Exclusive: Two Manus Island detainees react to the news of the detention center's closure
At least 800 men are still in the center, some of whom have been there for three years
When Sudanese refugee Aziz Adam landed on Christmas Island, in Australian territory, he thought his days of horror and torture were over.
Fleeing without his family, under threat of death for being a member of the wrong tribe in Sudan, he told CNN he would rather die in the ocean than be tortured in his home country.
But when he was transferred to Australia’s remote detention center on Manus Island in 2013, he realized his trauma had only just begun.
“They just want us to die. For the last three years we were under heavy, systematic torture (which) aim to force us to go back … Hundreds of us lost their minds completely,” he said.
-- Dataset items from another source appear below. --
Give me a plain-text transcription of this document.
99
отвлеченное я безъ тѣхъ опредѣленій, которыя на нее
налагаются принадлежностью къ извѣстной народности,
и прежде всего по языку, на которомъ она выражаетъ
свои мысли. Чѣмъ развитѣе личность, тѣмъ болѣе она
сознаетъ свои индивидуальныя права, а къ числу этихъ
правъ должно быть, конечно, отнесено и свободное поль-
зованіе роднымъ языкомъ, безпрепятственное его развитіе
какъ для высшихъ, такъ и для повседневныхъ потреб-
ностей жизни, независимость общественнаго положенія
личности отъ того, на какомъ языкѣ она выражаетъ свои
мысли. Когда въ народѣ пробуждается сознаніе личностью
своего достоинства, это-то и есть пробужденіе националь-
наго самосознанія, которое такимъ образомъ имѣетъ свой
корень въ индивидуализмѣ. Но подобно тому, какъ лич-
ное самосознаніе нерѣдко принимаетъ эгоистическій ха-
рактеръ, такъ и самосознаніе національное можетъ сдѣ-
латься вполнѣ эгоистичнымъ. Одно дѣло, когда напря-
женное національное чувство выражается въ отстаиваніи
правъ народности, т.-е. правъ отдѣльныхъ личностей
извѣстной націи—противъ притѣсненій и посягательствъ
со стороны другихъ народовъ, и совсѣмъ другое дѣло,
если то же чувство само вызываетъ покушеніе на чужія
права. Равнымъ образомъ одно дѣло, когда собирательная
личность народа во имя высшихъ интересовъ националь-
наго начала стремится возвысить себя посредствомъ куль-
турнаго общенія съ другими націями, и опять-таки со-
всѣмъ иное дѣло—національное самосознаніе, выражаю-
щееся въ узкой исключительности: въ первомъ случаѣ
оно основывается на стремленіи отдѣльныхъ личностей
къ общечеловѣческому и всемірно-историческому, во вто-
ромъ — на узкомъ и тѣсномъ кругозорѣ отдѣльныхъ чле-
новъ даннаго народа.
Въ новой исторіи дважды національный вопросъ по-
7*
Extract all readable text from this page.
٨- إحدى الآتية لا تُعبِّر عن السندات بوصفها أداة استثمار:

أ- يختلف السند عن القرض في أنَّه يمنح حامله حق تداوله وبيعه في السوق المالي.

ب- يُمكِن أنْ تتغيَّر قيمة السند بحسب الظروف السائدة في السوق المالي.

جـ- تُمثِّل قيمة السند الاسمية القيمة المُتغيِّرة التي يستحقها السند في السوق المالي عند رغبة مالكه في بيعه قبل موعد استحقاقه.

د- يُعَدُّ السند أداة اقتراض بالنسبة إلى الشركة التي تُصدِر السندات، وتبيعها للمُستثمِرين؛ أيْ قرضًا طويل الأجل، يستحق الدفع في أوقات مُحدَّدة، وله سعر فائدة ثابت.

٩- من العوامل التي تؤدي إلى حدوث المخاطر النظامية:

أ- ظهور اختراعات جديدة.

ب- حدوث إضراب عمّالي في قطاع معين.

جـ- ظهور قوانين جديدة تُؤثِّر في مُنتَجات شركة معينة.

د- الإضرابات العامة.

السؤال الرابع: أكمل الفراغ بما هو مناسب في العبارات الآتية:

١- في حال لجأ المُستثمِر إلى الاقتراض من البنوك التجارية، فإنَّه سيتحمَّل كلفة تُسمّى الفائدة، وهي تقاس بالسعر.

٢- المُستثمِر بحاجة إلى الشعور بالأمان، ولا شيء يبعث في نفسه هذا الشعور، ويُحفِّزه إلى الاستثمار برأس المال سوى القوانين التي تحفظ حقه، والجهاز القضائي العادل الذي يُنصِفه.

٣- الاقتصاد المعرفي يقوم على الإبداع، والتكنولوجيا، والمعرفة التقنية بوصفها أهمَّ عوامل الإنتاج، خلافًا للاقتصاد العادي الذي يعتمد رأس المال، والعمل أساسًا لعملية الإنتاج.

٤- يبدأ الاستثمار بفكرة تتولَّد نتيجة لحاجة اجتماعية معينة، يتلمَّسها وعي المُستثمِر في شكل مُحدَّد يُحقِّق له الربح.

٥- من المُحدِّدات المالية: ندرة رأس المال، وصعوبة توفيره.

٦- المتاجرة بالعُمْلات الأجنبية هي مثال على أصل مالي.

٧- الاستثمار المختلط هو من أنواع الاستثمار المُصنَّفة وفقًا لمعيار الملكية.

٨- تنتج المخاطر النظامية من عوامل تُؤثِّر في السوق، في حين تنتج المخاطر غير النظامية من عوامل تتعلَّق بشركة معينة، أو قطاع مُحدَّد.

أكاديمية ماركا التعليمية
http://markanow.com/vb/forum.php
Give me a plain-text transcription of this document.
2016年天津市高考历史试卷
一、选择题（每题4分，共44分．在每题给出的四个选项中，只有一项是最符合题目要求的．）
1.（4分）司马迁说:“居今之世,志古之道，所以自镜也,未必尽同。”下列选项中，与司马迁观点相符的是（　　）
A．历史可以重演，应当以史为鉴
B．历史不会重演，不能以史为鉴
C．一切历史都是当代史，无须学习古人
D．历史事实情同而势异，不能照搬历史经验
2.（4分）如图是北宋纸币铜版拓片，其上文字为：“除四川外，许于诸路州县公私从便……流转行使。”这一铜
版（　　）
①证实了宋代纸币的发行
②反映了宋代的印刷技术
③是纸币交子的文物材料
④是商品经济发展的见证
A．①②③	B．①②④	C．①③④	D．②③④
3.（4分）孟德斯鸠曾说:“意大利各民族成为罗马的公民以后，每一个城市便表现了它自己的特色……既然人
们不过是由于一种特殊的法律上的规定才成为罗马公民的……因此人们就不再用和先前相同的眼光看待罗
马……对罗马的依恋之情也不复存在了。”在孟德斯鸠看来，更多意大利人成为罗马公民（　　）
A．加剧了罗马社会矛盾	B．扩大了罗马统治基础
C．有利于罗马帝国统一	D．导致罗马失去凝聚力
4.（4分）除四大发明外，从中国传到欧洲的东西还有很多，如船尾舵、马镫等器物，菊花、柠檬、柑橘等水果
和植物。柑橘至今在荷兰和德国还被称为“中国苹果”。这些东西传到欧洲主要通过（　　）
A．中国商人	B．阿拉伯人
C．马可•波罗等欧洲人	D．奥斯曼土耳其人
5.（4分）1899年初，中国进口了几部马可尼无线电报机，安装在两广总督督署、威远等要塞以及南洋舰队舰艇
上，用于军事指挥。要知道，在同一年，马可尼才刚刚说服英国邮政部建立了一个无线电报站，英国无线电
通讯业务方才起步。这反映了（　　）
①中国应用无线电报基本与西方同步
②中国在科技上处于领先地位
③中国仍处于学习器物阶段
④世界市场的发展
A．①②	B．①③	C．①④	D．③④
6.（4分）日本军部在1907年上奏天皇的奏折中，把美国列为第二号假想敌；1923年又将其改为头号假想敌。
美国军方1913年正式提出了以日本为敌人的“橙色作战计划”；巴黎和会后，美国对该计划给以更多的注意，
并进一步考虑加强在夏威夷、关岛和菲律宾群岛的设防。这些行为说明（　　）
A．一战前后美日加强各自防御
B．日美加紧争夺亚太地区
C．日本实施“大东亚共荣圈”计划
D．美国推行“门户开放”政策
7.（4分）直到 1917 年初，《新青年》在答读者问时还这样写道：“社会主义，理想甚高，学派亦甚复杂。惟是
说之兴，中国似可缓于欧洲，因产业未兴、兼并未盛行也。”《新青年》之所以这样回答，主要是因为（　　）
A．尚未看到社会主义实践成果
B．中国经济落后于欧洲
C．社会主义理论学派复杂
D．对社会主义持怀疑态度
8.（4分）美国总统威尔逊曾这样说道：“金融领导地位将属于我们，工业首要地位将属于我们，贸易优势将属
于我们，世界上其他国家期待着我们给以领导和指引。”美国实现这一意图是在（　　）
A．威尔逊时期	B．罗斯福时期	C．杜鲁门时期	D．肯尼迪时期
According to the Australian Immigration Department, as of June 30, 854 men were still being held in the detention center on Manus Island in Papua New Guinea, which was set up as part of a deal between the Australian and PNG governments.
Men who have tried to reach Australia by boat are sent there while their asylum claims are processed.
The governments announced on Thursday they were working to close the controversial center.
But for the detainees, who spoke to CNN in a series of WhatsApp messages from inside the compound, the closure of Manus Island doesn’t come as a relief. It’s just another step in a journey that has led them from danger to misery and despair.
Aziz: ‘I thought my life will be hundreds of times better’
In just under a month, it will be the third anniversary of 25-year-old Sudanese refugee Aziz Adam’s arrival on Manus Island.
“I am belonging (to) an African tribe called the Zaghawa,” he told CNN. “The (Sudanese) government decided to hunt every Zaghawa, kids, adults, including old people - torturing and killing them.”